One charecteristic for instance is how heat effects the timing of various hardware signals. The heat comes from the difference between a computer just sitting idle and one being used. Importantly the type of use the computer is being put to changes the signals. The 24h heat signiture of an administrative / clerical user is markedly different to that of a programmer, which likewise is different to a system used as an industrial control system head end. All of which are markedly different to the use of a malware researcher.

Thus a malware attack of the sort you realy don’t want –covert APT from high level attacker– can run tests over several days unlocking it’s encrypted tests and payload little by little as it builds confidence in what it sees.

If you want an idea of real sneaky things you can check, have a think about how the various cuts of quartz crystals are effected by heat and importantly how they change depending on the electrical loads adjacent to them…

It’s not something you are going to see in cyber-crime malware for some time. But there are people who have done the research and put such techniques in covert code. As has been noted before Stuxnet was a bit embarrassing in the way it got publicaly dissected and various people do not want that happening again.
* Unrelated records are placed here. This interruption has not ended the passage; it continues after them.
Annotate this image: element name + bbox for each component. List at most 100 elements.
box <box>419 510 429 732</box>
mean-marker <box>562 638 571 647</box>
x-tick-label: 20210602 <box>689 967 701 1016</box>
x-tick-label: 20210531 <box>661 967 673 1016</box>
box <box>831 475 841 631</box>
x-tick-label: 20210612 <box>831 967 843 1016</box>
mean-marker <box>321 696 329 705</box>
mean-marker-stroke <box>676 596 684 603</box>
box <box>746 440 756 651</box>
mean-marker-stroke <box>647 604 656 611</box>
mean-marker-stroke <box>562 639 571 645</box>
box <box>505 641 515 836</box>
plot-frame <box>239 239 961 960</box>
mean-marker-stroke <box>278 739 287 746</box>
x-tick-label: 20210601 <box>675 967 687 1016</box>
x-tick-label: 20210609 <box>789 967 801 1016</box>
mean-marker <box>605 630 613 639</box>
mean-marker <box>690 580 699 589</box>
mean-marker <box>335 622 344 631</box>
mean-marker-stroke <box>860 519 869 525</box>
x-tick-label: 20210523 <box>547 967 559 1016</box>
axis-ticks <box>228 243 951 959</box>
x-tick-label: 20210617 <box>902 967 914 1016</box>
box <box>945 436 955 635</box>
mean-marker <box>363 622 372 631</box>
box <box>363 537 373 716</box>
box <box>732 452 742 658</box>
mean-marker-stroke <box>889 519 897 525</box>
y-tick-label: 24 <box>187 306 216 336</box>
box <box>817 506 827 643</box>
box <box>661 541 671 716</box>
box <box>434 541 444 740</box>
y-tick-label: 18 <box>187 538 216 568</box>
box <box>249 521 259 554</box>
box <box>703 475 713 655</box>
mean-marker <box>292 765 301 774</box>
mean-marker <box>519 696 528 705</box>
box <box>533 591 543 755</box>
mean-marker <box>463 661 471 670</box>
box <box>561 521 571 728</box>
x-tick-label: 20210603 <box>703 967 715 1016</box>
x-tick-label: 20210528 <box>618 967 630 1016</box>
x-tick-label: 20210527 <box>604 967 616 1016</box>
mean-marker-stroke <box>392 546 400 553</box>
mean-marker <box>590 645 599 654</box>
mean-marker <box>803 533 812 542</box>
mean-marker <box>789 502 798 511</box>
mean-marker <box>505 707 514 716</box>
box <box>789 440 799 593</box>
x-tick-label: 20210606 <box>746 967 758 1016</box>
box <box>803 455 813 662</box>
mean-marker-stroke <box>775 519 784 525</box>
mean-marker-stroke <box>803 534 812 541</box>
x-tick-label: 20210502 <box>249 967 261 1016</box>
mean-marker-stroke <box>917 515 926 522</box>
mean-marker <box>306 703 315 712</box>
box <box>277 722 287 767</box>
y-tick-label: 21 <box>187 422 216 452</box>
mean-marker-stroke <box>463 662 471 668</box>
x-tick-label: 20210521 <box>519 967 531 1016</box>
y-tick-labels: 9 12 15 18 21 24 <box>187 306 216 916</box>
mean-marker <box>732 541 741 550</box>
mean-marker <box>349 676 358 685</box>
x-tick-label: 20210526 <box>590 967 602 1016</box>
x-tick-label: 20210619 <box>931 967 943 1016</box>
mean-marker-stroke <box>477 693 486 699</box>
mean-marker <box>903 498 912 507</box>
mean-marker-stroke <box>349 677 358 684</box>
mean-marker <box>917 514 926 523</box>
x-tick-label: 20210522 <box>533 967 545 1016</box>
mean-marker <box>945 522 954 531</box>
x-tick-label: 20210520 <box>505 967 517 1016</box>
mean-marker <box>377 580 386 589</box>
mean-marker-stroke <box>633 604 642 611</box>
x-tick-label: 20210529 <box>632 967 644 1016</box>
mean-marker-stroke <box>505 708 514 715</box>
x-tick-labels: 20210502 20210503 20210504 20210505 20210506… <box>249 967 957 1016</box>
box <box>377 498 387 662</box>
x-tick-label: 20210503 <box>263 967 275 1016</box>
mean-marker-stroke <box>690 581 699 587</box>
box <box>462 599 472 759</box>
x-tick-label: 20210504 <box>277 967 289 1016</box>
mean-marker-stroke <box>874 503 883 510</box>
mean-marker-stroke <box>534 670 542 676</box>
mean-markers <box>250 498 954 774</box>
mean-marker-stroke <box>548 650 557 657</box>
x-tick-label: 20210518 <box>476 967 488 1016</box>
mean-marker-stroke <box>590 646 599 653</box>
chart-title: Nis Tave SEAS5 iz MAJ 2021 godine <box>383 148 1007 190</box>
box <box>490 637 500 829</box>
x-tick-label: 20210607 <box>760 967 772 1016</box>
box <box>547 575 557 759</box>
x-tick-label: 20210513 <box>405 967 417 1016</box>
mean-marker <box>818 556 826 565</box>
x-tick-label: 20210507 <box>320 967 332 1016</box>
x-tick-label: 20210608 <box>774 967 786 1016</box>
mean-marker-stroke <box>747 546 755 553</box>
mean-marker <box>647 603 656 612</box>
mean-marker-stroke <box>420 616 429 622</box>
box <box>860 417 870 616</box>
JPA September 30, 2016 8:35 PM

@Clive

Then having a baseline for the average value of a variable that is associated with the use of the CPU, like the heat signature might act as a “thermometer” to see if malware were running as that might change the signature. Sort of like the CPU running a fever?

Clive Robinson October 1, 2016 2:57 AM

@ JPA,

Sort of like the CPU running a fever?

More like a “sweat from honest toil” as the malware is looking for user generated load.

Importantly though it’s not just one signature, as there are a number of CPU’s in your modern computer controling the I/O. And the I/O it’s self can generate heat and power supply variations as well. One example being the WiFi subsystems.

The problem for the malware writer is the level of work they have to do to get the signatures of user work. They have to do it with out being observed, either directly, or from the side effects of the observation process. Heat is ideal for this because because it uses the thermal mass of various parts of the computer to integrate the work signiture so only very loe bandwidth sampling is needed.

So finding some other signal that naturally integrates user load to keep malware sampling thus it’s own load signiture low is what a covert (APT type) malware writer is going to be looking for. Especialy if it can be sampled in a non obvious way, thus cannot be easily “trip wired” or “instrumented” by the defenders.